実証性もなにもない話だし、あったとしても疑似相関の疑いが濃厚だ。そもそも「国語力」というのがなんなのか意味がわからないが、まあ、それは置いておくとして、この言葉がひときわ輝いているのは、「一歩リード」の部分だ。


一歩リード。


私が、国語力の面で一歩リードしたとき、必然的に、誰かが国語力の面で一歩遅れをとっていることになる。


端的に言えば、序列化の話である。


「国語」というのは、私たち「日本人」が古(いにしえ)から受け継いできたかけがえのない遺産であり、大変尊いものである。それと同時に、私たち「日本人」が幼い頃からつねに傍ら(かたわら)にあった、親しみぶかいものである。などと、国語愛にあふれた人々(つまり日本語ナショナリスト)は言い続けてきたのだが、これを念頭において、「一歩リード」に思いをはせると、たいへんな事態だということがわかる。

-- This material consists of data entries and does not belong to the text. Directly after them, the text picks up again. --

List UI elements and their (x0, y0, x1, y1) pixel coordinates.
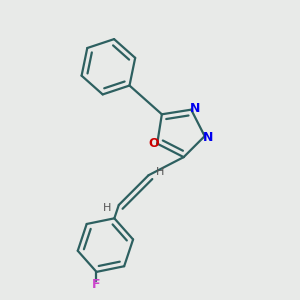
Text: H: H (103, 203, 112, 213)
Text: N: N (190, 102, 200, 115)
Text: N: N (203, 130, 213, 143)
Text: O: O (148, 136, 159, 149)
Text: H: H (156, 167, 164, 177)
Text: F: F (92, 278, 101, 291)
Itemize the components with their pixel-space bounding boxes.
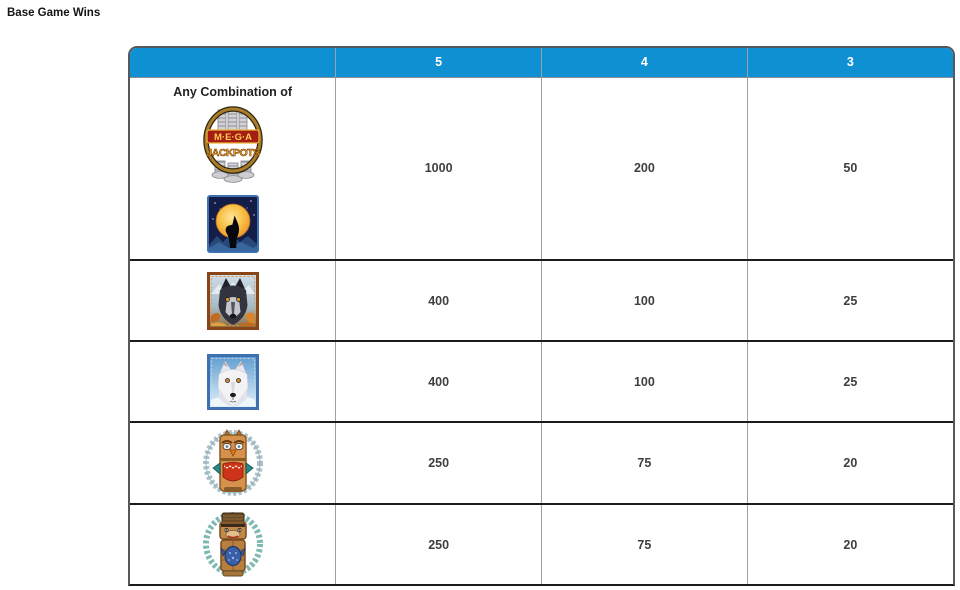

私たちが慣れ親しんできた遺産が、とつぜん、「一歩リードした/された」という価値空間に投げ込まれるのだから。あくまで比喩の次元にとどまっていた私たちの「遺産」は、とつぜん、その価値を値踏みされる、文字通りの「遺産」に変わるのだから。


遺産とは、先祖が子孫のために残しておいてくれたものではなかったか。


同じように、言語の力とは、他者のために使うものではなかったか。言葉が自由に操れる人なら、「語る言葉」を持たない人の声を代弁することができるのに。言葉をきちんと理解できる人は、「語る言葉を持たない人」の声をすくい取ることができるのに。それなのに、「一歩リードする」ための資源にされる「国語」は、もはや自分のものであって自分のものではない、ひどくよそよそしいものになり果ててしまったかのようだ。


というわけで、「国語力の面で一歩リード」という言葉を覚えた。